Wednesday, July 23, 2008

Day Four: Bruno Rides the Revolving Door

Ex-Majority Leader Joe Bruno took a job--where else?!--with CMS Consulting Services, which does business with a variety of state offices and agencies like the attorney general, comptroller, it was widely reported today. Never has it been cleared that there needs to ban on legislators on lobbying their former colleagues for an extended time period.

As the New York Times' Jeremy Peters wrote today: "CMA drew some scrutiny this year after it hired Robert Scott Gaddy, a former adviser to Assemblyman David F. Gantt of Rochester, as a lobbyist. Mr. Gantt, the chairman of the Assembly Transportation Committee, had long opposed traffic cameras as too intrusive, yet he introduced a bill that would allow cities and towns across the state to install them and require the kind of technology that CMA sells. Currently, only New York City is allowed to use such red-light cameras."

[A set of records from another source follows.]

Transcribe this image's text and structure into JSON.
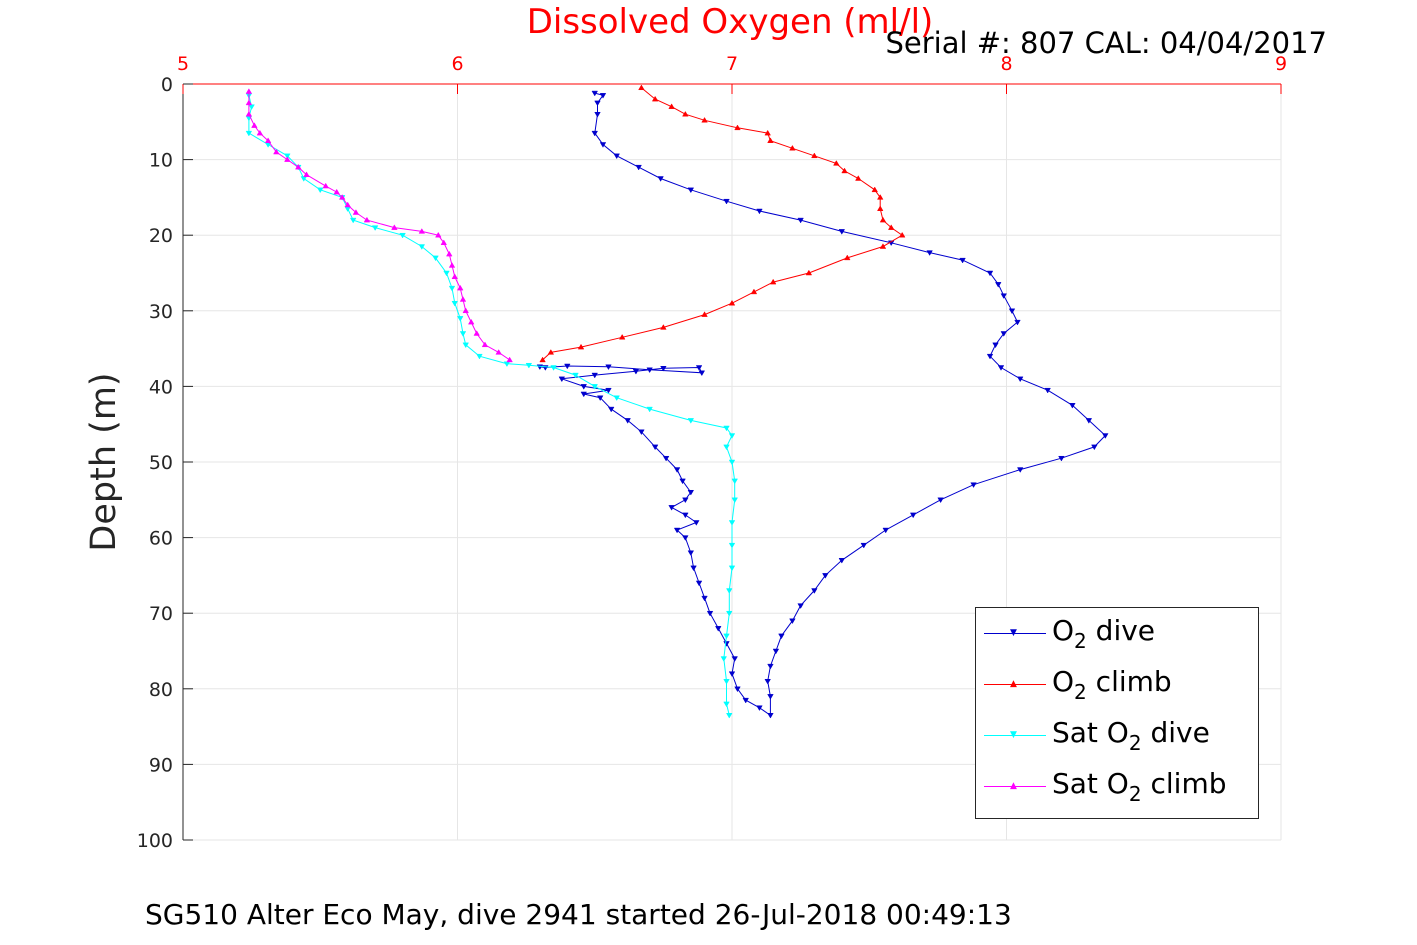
{
  "header": {
    "title": "Dissolved Oxygen (ml/l)",
    "serial": "Serial #: 807  CAL: 04/04/2017"
  },
  "caption": "SG510 Alter Eco May, dive 2941 started 26-Jul-2018 00:49:13",
  "legend": {
    "o2_prefix": "O",
    "o2_sub": "2",
    "sat_prefix": "Sat O",
    "dive_suffix": " dive",
    "climb_suffix": " climb"
  },
  "colors": {
    "o2_dive": "#0000cd",
    "o2_climb": "#ff0000",
    "sat_dive": "#00ffff",
    "sat_climb": "#ff00ff",
    "top_axis": "#ff0000",
    "grid": "#e6e6e6"
  },
  "chart_data": {
    "type": "line",
    "title": "Dissolved Oxygen (ml/l)",
    "xlabel": "",
    "ylabel": "Depth (m)",
    "xlim": [
      5,
      9
    ],
    "ylim": [
      0,
      100
    ],
    "y_reversed": true,
    "x_axis_position": "top",
    "xticks": [
      5,
      6,
      7,
      8,
      9
    ],
    "yticks": [
      0,
      10,
      20,
      30,
      40,
      50,
      60,
      70,
      80,
      90,
      100
    ],
    "grid": true,
    "legend_position": "bottom-right",
    "series": [
      {
        "name": "O2 dive",
        "marker": "triangle-down",
        "points": [
          [
            6.5,
            1.2
          ],
          [
            6.53,
            1.5
          ],
          [
            6.51,
            2.5
          ],
          [
            6.51,
            4
          ],
          [
            6.5,
            6.5
          ],
          [
            6.53,
            8
          ],
          [
            6.58,
            9.5
          ],
          [
            6.66,
            11
          ],
          [
            6.74,
            12.5
          ],
          [
            6.85,
            14
          ],
          [
            6.98,
            15.5
          ],
          [
            7.1,
            16.8
          ],
          [
            7.25,
            18
          ],
          [
            7.4,
            19.5
          ],
          [
            7.58,
            21
          ],
          [
            7.72,
            22.3
          ],
          [
            7.84,
            23.3
          ],
          [
            7.94,
            25
          ],
          [
            7.97,
            26.5
          ],
          [
            7.99,
            28
          ],
          [
            8.02,
            30
          ],
          [
            8.04,
            31.5
          ],
          [
            7.99,
            33
          ],
          [
            7.96,
            34.5
          ],
          [
            7.94,
            36
          ],
          [
            7.98,
            37.5
          ],
          [
            8.05,
            39
          ],
          [
            8.15,
            40.5
          ],
          [
            8.24,
            42.5
          ],
          [
            8.3,
            44.5
          ],
          [
            8.36,
            46.5
          ],
          [
            8.32,
            48
          ],
          [
            8.2,
            49.5
          ],
          [
            8.05,
            51
          ],
          [
            7.88,
            53
          ],
          [
            7.76,
            55
          ],
          [
            7.66,
            57
          ],
          [
            7.56,
            59
          ],
          [
            7.48,
            61
          ],
          [
            7.4,
            63
          ],
          [
            7.34,
            65
          ],
          [
            7.3,
            67
          ],
          [
            7.25,
            69
          ],
          [
            7.22,
            71
          ],
          [
            7.18,
            73
          ],
          [
            7.16,
            75
          ],
          [
            7.14,
            77
          ],
          [
            7.13,
            79
          ],
          [
            7.14,
            81
          ],
          [
            7.14,
            83.5
          ],
          [
            7.1,
            82.5
          ],
          [
            7.05,
            81.5
          ],
          [
            7.02,
            80
          ],
          [
            7.0,
            78
          ],
          [
            7.01,
            76
          ],
          [
            6.98,
            74
          ],
          [
            6.95,
            72
          ],
          [
            6.92,
            70
          ],
          [
            6.9,
            68
          ],
          [
            6.88,
            66
          ],
          [
            6.86,
            64
          ],
          [
            6.85,
            62
          ],
          [
            6.83,
            60
          ],
          [
            6.8,
            59
          ],
          [
            6.87,
            58
          ],
          [
            6.83,
            57
          ],
          [
            6.78,
            56
          ],
          [
            6.83,
            55
          ],
          [
            6.85,
            54
          ],
          [
            6.82,
            52.5
          ],
          [
            6.8,
            51
          ],
          [
            6.76,
            49.5
          ],
          [
            6.72,
            48
          ],
          [
            6.67,
            46
          ],
          [
            6.62,
            44.5
          ],
          [
            6.56,
            43
          ],
          [
            6.52,
            41.5
          ],
          [
            6.46,
            41
          ],
          [
            6.55,
            40.5
          ],
          [
            6.46,
            40
          ],
          [
            6.38,
            39
          ],
          [
            6.5,
            38.5
          ],
          [
            6.65,
            38
          ],
          [
            6.75,
            37.6
          ],
          [
            6.88,
            37.5
          ],
          [
            6.89,
            38.2
          ],
          [
            6.7,
            37.8
          ],
          [
            6.55,
            37.4
          ],
          [
            6.4,
            37.3
          ],
          [
            6.32,
            37.5
          ],
          [
            6.3,
            37.4
          ]
        ]
      },
      {
        "name": "O2 climb",
        "marker": "triangle-up",
        "points": [
          [
            6.31,
            36.5
          ],
          [
            6.34,
            35.5
          ],
          [
            6.45,
            34.8
          ],
          [
            6.6,
            33.5
          ],
          [
            6.75,
            32.2
          ],
          [
            6.9,
            30.5
          ],
          [
            7.0,
            29
          ],
          [
            7.08,
            27.5
          ],
          [
            7.15,
            26.2
          ],
          [
            7.28,
            25
          ],
          [
            7.42,
            23
          ],
          [
            7.55,
            21.5
          ],
          [
            7.62,
            20
          ],
          [
            7.58,
            19
          ],
          [
            7.55,
            18
          ],
          [
            7.54,
            16.5
          ],
          [
            7.54,
            15
          ],
          [
            7.52,
            14
          ],
          [
            7.46,
            12.5
          ],
          [
            7.41,
            11.5
          ],
          [
            7.38,
            10.5
          ],
          [
            7.3,
            9.5
          ],
          [
            7.22,
            8.5
          ],
          [
            7.14,
            7.5
          ],
          [
            7.13,
            6.5
          ],
          [
            7.02,
            5.8
          ],
          [
            6.9,
            4.8
          ],
          [
            6.83,
            4
          ],
          [
            6.78,
            3
          ],
          [
            6.72,
            2
          ],
          [
            6.67,
            0.5
          ]
        ]
      },
      {
        "name": "Sat O2 dive",
        "marker": "triangle-down",
        "points": [
          [
            5.24,
            1.5
          ],
          [
            5.25,
            3
          ],
          [
            5.24,
            4.5
          ],
          [
            5.24,
            6.5
          ],
          [
            5.31,
            8
          ],
          [
            5.38,
            9.5
          ],
          [
            5.42,
            11
          ],
          [
            5.44,
            12.5
          ],
          [
            5.5,
            14
          ],
          [
            5.58,
            15
          ],
          [
            5.6,
            16.5
          ],
          [
            5.62,
            18
          ],
          [
            5.7,
            19
          ],
          [
            5.8,
            20
          ],
          [
            5.87,
            21.5
          ],
          [
            5.92,
            23
          ],
          [
            5.96,
            25
          ],
          [
            5.98,
            27
          ],
          [
            5.99,
            29
          ],
          [
            6.01,
            31
          ],
          [
            6.02,
            33
          ],
          [
            6.03,
            34.5
          ],
          [
            6.08,
            36
          ],
          [
            6.18,
            37
          ],
          [
            6.26,
            37.2
          ],
          [
            6.35,
            37.5
          ],
          [
            6.43,
            38.5
          ],
          [
            6.5,
            40
          ],
          [
            6.58,
            41.5
          ],
          [
            6.7,
            43
          ],
          [
            6.85,
            44.5
          ],
          [
            6.98,
            45.5
          ],
          [
            7.0,
            46.5
          ],
          [
            6.98,
            48
          ],
          [
            7.0,
            50
          ],
          [
            7.01,
            52.5
          ],
          [
            7.01,
            55
          ],
          [
            7.0,
            58
          ],
          [
            7.0,
            61
          ],
          [
            7.0,
            64
          ],
          [
            6.99,
            67
          ],
          [
            6.99,
            70
          ],
          [
            6.98,
            73
          ],
          [
            6.97,
            76
          ],
          [
            6.98,
            79
          ],
          [
            6.98,
            82
          ],
          [
            6.99,
            83.5
          ]
        ]
      },
      {
        "name": "Sat O2 climb",
        "marker": "triangle-up",
        "points": [
          [
            6.19,
            36.5
          ],
          [
            6.15,
            35.5
          ],
          [
            6.1,
            34.5
          ],
          [
            6.07,
            33
          ],
          [
            6.05,
            31.5
          ],
          [
            6.03,
            30
          ],
          [
            6.02,
            28.5
          ],
          [
            6.01,
            27
          ],
          [
            5.99,
            25.5
          ],
          [
            5.98,
            24
          ],
          [
            5.97,
            22.5
          ],
          [
            5.95,
            21
          ],
          [
            5.93,
            20
          ],
          [
            5.87,
            19.5
          ],
          [
            5.77,
            19
          ],
          [
            5.67,
            18
          ],
          [
            5.63,
            17
          ],
          [
            5.6,
            16
          ],
          [
            5.58,
            15
          ],
          [
            5.56,
            14.3
          ],
          [
            5.52,
            13.5
          ],
          [
            5.45,
            12
          ],
          [
            5.42,
            11
          ],
          [
            5.38,
            10
          ],
          [
            5.34,
            9
          ],
          [
            5.31,
            7.5
          ],
          [
            5.28,
            6.5
          ],
          [
            5.26,
            5.5
          ],
          [
            5.24,
            4
          ],
          [
            5.24,
            2.5
          ],
          [
            5.24,
            1
          ]
        ]
      }
    ]
  }
}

In Congress, the "revolving-door ban" prevents Senators and aides from lobbying the Congress for two years after they leave the Hill, and just one year for House departures. Ex-Governor Spitzer signed an executive order--on "day one" in 2007-- that required a two-year window between the time state employees depart their jobs and when they are allowed to lobby any state agency. (That doesn't apply to campaign workers.) New York City employees are barred from lobbying their former colleagues for a year after leaving public service.

Unfortunately and quite shamefully, no such bans exists for members of the state legislature.